His article last year “Are Central Banks Nationalising the Economy?” explains how the two charts are connected:

The government is not issuing “productive money” just a promise of higher revenues from higher taxes, higher prices or confiscation of wealth in the future. Money supply growth is a loan that government borrows but we, citizens, pay. The payment comes with the destruction of purchasing power and confiscation of wealth via devaluation and inflation. The “wealth effect” of stocks and bonds rising is inexistent for the vast majority of citizens, as more than 90% of average household wealth is in deposits.

In fact, massive monetization of debt is just a way of perpetuating and strengthening the crowding-out effect of the public sector over the private sector.
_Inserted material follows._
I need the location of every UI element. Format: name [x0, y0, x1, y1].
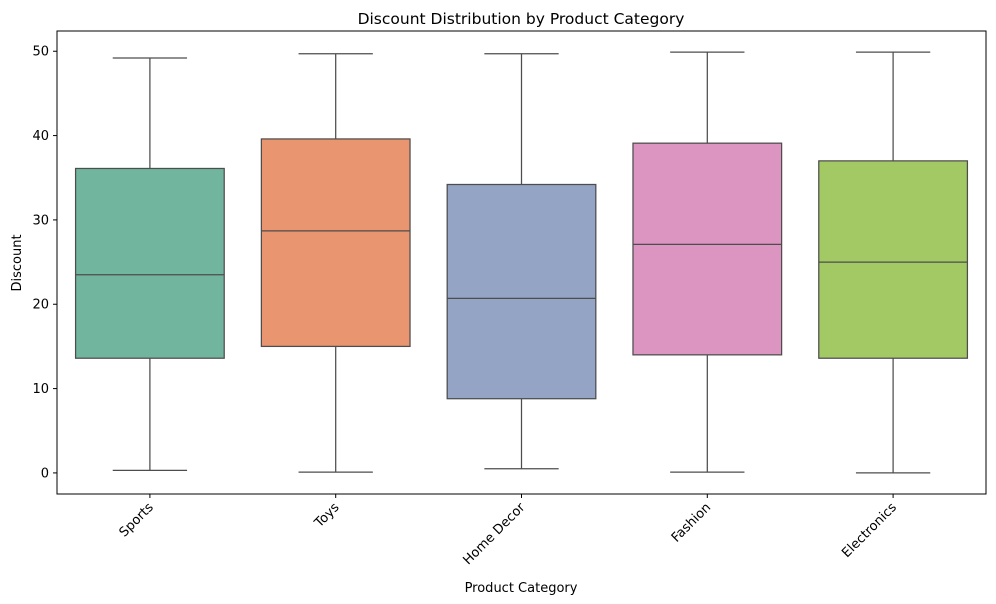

It is a de facto nationalization. Because the central bank does not go “bankrupt,” it just transfers its financial imbalances to private banks, businesses, and families.

The central bank can “print” all the money it wants and the government benefits from it, but the ones that suffer financial repression are the rest. By generating subsequent financial crises through loose monetary policies and always being the main beneficiary of the boom, and the bust, the public sector comes out from these crises more powerful and more indebted, while the private sector suffers the crowding-out effect in crisis times, and the taxation and wealth confiscation effect in expansion times.

No wonder that government spending to GDP is now almost 40% in the OECD and rising, the tax burden is at all-time highs and public debt soars.

Monetization is a perfect system to nationalize the economy passing all the risks of excess spending and imbalances to taxpayers. And it always ends badly. Because two plus two does not equal twenty-two. As we tax the productive to perpetuate and subsidize the unproductive, the impact on purchasing power and wealth destruction is exponential.

To believe that this time will be different and governments will spend all that massive “very expensive free money” wisely is simply delusional. The government has all the incentives to overspend as its goal is to maximize budget and increase bureaucracy as means of power. It also has all the incentives to blame its mistakes on an external enemy. Governments always blame someone else for their mistakes. Who lowers rates from 10% to 1%? Governments and central banks. Who is blamed for taking “excessive risk” when it explodes? You and me. Who increases money supply, demands “credit flow,” and imposes financial repression because “savings are too high”? Governments and central banks.

Who is blamed when it explodes? Banks for “reckless lending” and “de-regulation”.